Pareto k diagnostic values:
Count Pct.    Min. n_eff
(-Inf, 0.5]   (good)     250   95.4%   127
(0.5, 0.7]   (ok)        12    4.6%   65
(0.7, 1]   (bad)        0    0.0%   <NA>
(1, Inf)   (very bad)   0    0.0%   <NA>

All Pareto k estimates are ok (k < 0.7).
See help('pareto-k-diagnostic') for details.

As expected, the result is identical to the previous result of loo2 <- loo(fit, moment_match = TRUE).

# References

Gelman, A., and Hill, J. (2007). Data Analysis Using Regression and Multilevel Hierarchical Models. Cambridge University Press.

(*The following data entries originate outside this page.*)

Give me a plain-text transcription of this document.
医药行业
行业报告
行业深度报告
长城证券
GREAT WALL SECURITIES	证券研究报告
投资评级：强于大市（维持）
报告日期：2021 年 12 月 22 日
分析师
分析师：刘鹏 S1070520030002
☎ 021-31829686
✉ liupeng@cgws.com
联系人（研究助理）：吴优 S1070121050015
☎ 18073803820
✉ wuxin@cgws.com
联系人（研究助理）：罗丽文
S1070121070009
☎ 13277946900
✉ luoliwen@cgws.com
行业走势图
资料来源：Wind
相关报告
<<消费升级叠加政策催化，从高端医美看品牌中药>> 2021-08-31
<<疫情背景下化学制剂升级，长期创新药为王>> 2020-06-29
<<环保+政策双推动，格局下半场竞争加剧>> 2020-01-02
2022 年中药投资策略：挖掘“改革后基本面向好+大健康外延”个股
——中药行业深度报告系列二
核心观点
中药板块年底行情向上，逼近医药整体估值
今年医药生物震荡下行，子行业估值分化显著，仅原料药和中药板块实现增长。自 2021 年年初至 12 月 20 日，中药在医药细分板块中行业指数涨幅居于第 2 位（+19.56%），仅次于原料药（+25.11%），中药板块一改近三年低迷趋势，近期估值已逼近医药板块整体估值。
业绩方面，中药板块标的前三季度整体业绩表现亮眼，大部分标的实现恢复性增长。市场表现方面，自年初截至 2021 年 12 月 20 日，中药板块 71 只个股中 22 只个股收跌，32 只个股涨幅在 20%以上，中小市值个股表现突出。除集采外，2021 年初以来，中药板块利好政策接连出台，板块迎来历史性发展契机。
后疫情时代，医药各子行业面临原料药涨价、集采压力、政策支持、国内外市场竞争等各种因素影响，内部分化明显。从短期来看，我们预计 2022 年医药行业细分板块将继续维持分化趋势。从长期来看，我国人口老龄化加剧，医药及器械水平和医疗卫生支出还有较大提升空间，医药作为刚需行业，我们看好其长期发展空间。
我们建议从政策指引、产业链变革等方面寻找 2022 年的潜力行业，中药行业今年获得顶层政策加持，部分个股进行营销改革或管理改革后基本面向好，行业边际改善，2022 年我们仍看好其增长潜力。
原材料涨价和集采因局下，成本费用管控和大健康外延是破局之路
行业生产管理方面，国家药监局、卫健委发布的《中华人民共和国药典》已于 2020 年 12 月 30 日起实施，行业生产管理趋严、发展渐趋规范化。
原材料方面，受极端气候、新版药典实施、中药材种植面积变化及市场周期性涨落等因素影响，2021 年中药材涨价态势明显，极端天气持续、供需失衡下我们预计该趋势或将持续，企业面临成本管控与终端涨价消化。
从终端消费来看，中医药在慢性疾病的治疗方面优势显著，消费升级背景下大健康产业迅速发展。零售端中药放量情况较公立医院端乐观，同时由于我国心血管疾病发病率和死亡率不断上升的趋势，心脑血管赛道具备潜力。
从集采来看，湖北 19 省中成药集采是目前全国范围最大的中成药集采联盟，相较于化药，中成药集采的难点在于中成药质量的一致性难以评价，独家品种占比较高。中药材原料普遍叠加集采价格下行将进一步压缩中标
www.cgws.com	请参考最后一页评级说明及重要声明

Stan Development Team (2020) RStan: the R interface to Stan, Version 2.21.1 https://mc-stan.org

Paananen, T., Piironen, J., Buerkner, P.-C., Vehtari, A. (2020). Implicitly Adaptive Importance Sampling. arXiv preprint arXiv:1906.08850.

Vehtari, A., Gelman, A., and Gabry, J. (2017). Practical Bayesian model evaluation using leave-one-out cross-validation and WAIC. Statistics and Computing. 27(5), 1413–1432. :10.1007/s11222-016-9696-4. Links: published | arXiv preprint.

Vehtari, A., Simpson, D., Gelman, A., Yao, Y., and Gabry, J. (2019). Pareto smoothed importance sampling. arXiv preprint arXiv:1507.02646.